A similar problem to yours is the line drawing problem, i.e. how to draw a "smooth" line on a raster display (a display with discrete pixels). A famous solution is Bresenham's line algorithm (https://en.wikipedia.org/wiki/Bresenham%27s_line_algorithm).

Its core idea is very simple. Let's start with only lines at an angle between 0 and 45 degrees. In this case, if we draw our line pixel by pixel, we have two options:

• we draw the next pixel to the east of the previous pixel (E)
• we draw the next pixel to the north-east of the previous pixel (NE)

The algorithm simply evaluates the explicit equation of the line in each step, and keeps track of the error (how far the previously drawn pixel's center is off the actual line y-position). If the error is bigger than half a pixel, its time to make a N-E move. If not, we just make an E move.

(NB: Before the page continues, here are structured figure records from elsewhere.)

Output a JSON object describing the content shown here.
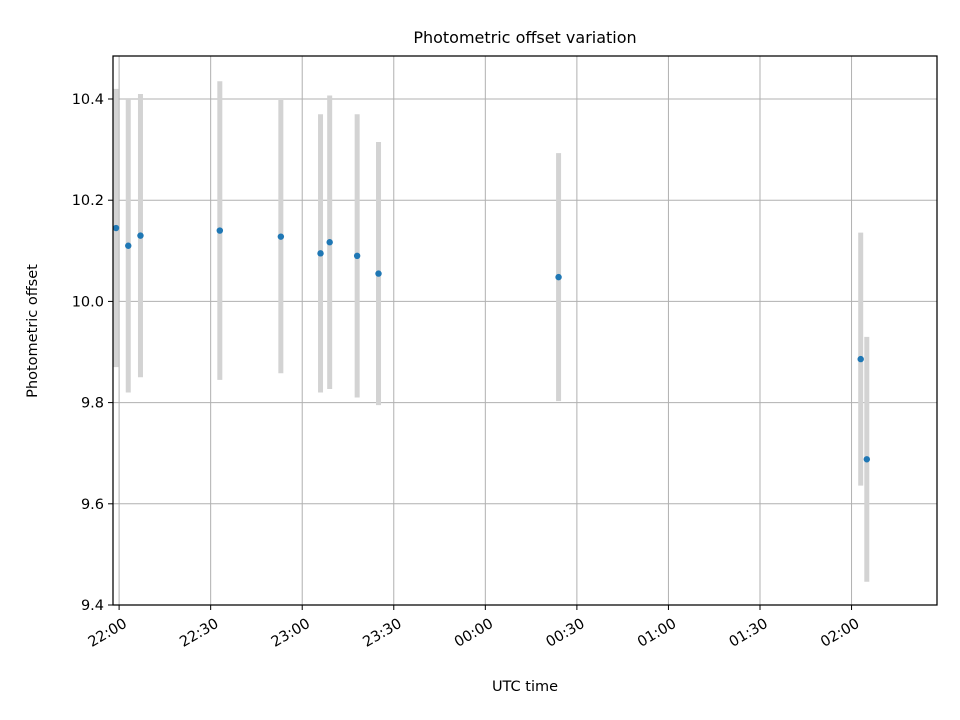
{
  "chart_data": {
    "type": "scatter",
    "title": "Photometric offset variation",
    "xlabel": "UTC time",
    "ylabel": "Photometric offset",
    "x_axis": {
      "scale": "time",
      "range": [
        "21:58",
        "02:28"
      ],
      "ticks": [
        "22:00",
        "22:30",
        "23:00",
        "23:30",
        "00:00",
        "00:30",
        "01:00",
        "01:30",
        "02:00"
      ]
    },
    "y_axis": {
      "range": [
        9.4,
        10.485
      ],
      "ticks": [
        "9.4",
        "9.6",
        "9.8",
        "10.0",
        "10.2",
        "10.4"
      ]
    },
    "grid": true,
    "series": [
      {
        "marker_color": "#1f77b4",
        "errorbar_color": "#d3d3d3",
        "points": [
          {
            "time": "21:59",
            "y": 10.145,
            "yerr": 0.275
          },
          {
            "time": "22:03",
            "y": 10.11,
            "yerr": 0.29
          },
          {
            "time": "22:07",
            "y": 10.13,
            "yerr": 0.28
          },
          {
            "time": "22:33",
            "y": 10.14,
            "yerr": 0.295
          },
          {
            "time": "22:53",
            "y": 10.128,
            "yerr": 0.27
          },
          {
            "time": "23:06",
            "y": 10.095,
            "yerr": 0.275
          },
          {
            "time": "23:09",
            "y": 10.117,
            "yerr": 0.29
          },
          {
            "time": "23:18",
            "y": 10.09,
            "yerr": 0.28
          },
          {
            "time": "23:25",
            "y": 10.055,
            "yerr": 0.26
          },
          {
            "time": "00:24",
            "y": 10.048,
            "yerr": 0.245
          },
          {
            "time": "02:03",
            "y": 9.886,
            "yerr": 0.25
          },
          {
            "time": "02:05",
            "y": 9.688,
            "yerr": 0.242
          }
        ]
      }
    ]
  }
}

Lines of degrees over 45 degrees or below 0 degrees are simply handled by solving the base algorithm and mirroring the coordinates (x -> -x and/or y -> -y) and/or swapping them (x = y).

# Background info: curve drawing algorithms

To rasterize a curve different from a straight line, you simply substitute the line equation for a different one. E.g. in your case you would use the equation of a parabola: y^2 = 4*a*x (see Makcheese's answer). The rest remains the same: keep track of the error and make E-moves or N-E moves depending on the error magnitude.

One important different, the slope of a parabola is not constant. As Bresenham's line algorithm only works for slopes from 0 degrees to 45 degrees, you'll need to split the problem in two: from the start of the parabola to the point where the slope becomes 45 degrees, and from that point to the end of the parabola.

You also mentioned wanting a specific timing. The time it takes to traverse the parabola will be determined by the amount of movements you make per unit of time (aka the speed). Assuming you want a constant x-speed, you simply wanna perform (x_end - x_start) / desired_time_units movements per time_unit.
y^2 = 4ax,

You know your current x, y, so you can easily calculate a, and can then calculate the required position of your object at each timestep.